Stanton tamborileó con los dedos sobre el cristal de una jaula, curioso por ver si alguno de los animales reaccionaba. Ninguno le hizo caso.
—En ese caso, ¿cuál es su presunto síntoma, doctora? —preguntó a Thane, sin apenas escuchar.
—Demencia y alucinaciones, comportamiento errático, temblores y sudoración. Y un caso terrible de insomnio.
—¿Insomnio?
—Cuando ingresó, pensamos que era síndrome de abstinencia del alcohol. Pero no existía deficiencia de ácido fólico que indicara alcoholismo, de modo que llevé a cabo más pruebas, y creo que podría ser insomnio familiar fatal.
Ahora consiguió atraer la atención de Stanton.
—¿Cuándo ingresó?
—Hace tres días.
El IFF era una enfermedad extraña, que progresaba con rapidez, producto de un gen mutante. Era estrictamente genética, transmitida por un progenitor, una de las escasas enfermedades priónicas existentes. Stanton había visto media docena de casos a lo largo de su carrera. Casi todos los pacientes de IFF solicitaban asistencia médica porque sudaban de manera constante y les costaba dormir por la noche. Al cabo de unos meses, su insomnio era absoluto. Los pacientes se quedaban impotentes, experimentaban ataques de pánico y les costaba caminar. Atrapados entre un estado de vigilia alucinatorio y un estado de alerta inducido por el pánico, casi todos los pacientes de IFF morían al cabo de pocas semanas debido a la falta total de sueño, y ni Stanton ni ningún otro médico habían podido hacer nada para ayudarlos.
—No se confunda —advirtió a Thane—. La incidencia mundial del IFF es de uno entre treinta y tres millones.
—¿Qué otra cosa podría causar insomnio total? —preguntó Thane.
—Una adicción a la metamfetamina mal diagnosticada.
—Estamos en Los Ángeles Este. Tengo el placer de percibir cada día el aliento de la meta. El examen toxicológico de este individuo dio negativo.
—El IFF afecta a menos de cuarenta familias en todo el mundo —dijo Stanton, mientras avanzaba hacia la siguiente jaula—. Y si hubiera un historial familiar, usted ya me lo habría dicho.
—De hecho, no hemos podido hablar con él, porque no le entendemos. Parece latino, o quizás indígena. De Centroamérica o Sudamérica, tal vez. Estamos trabajando con el servicio de intérpretes. Por supuesto, casi todos los días tenemos a un tipo con estudios preuniversitarios y con una pila de diccionarios de saldo.

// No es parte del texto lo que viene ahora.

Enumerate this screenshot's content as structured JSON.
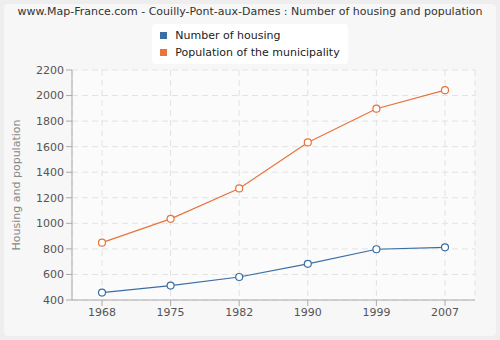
{
  "chart_data": {
    "type": "line",
    "title": "www.Map-France.com - Couilly-Pont-aux-Dames : Number of housing and population",
    "y_label": "Housing and population",
    "categories": [
      "1968",
      "1975",
      "1982",
      "1990",
      "1999",
      "2007"
    ],
    "series": [
      {
        "name": "Number of housing",
        "color": "#3b6ea5",
        "marker": "circle",
        "values": [
          458,
          513,
          580,
          683,
          797,
          812
        ]
      },
      {
        "name": "Population of the municipality",
        "color": "#e8743b",
        "marker": "circle",
        "values": [
          849,
          1035,
          1273,
          1633,
          1897,
          2042
        ]
      }
    ],
    "ylim": [
      400,
      2200
    ],
    "yticks": [
      400,
      600,
      800,
      1000,
      1200,
      1400,
      1600,
      1800,
      2000,
      2200
    ],
    "grid": true,
    "legend": "top"
  }
}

Stanton miró a través del cristal de la siguiente jaula. Esta serpiente estaba inmóvil, y una diminuta cola gris sobresalía de su boca. Durante las siguientes veinticuatro horas, cuando a las demás serpientes les entrara hambre, sucedería lo mismo en todas las jaulas de la sala. Incluso después de tantos años en el laboratorio, no le gustaba ser el responsable de lo que les sucedería a los ratones dentro de poco.
—¿Quién ingresó al paciente? —preguntó.
—Una ambulancia, según el informe de ingresos, pero no existen datos sobre el servicio.
Esto coincidía con todo lo que Stanton sabía acerca del Hospital Presbiteriano, uno de los más saturados y agobiados por las deudas de la zona este de Los Ángeles.
—¿Cuántos años tiene el paciente? —preguntó.
—Treinta y pocos, lo más probable. Sé que es anormal, pero leí su trabajo sobre anomalías relacionadas con la edad en las enfermedades priónicas, y pensé que podía ser una de ellas.
Thane estaba haciendo bien su trabajo, pero su diligencia no cambiaba los hechos.
—Estoy seguro de que cuando reciba los resultados de genética todo esto se aclarará enseguida —dijo él—. Puede llamar más adelante al doctor Davies, si tiene más preguntas.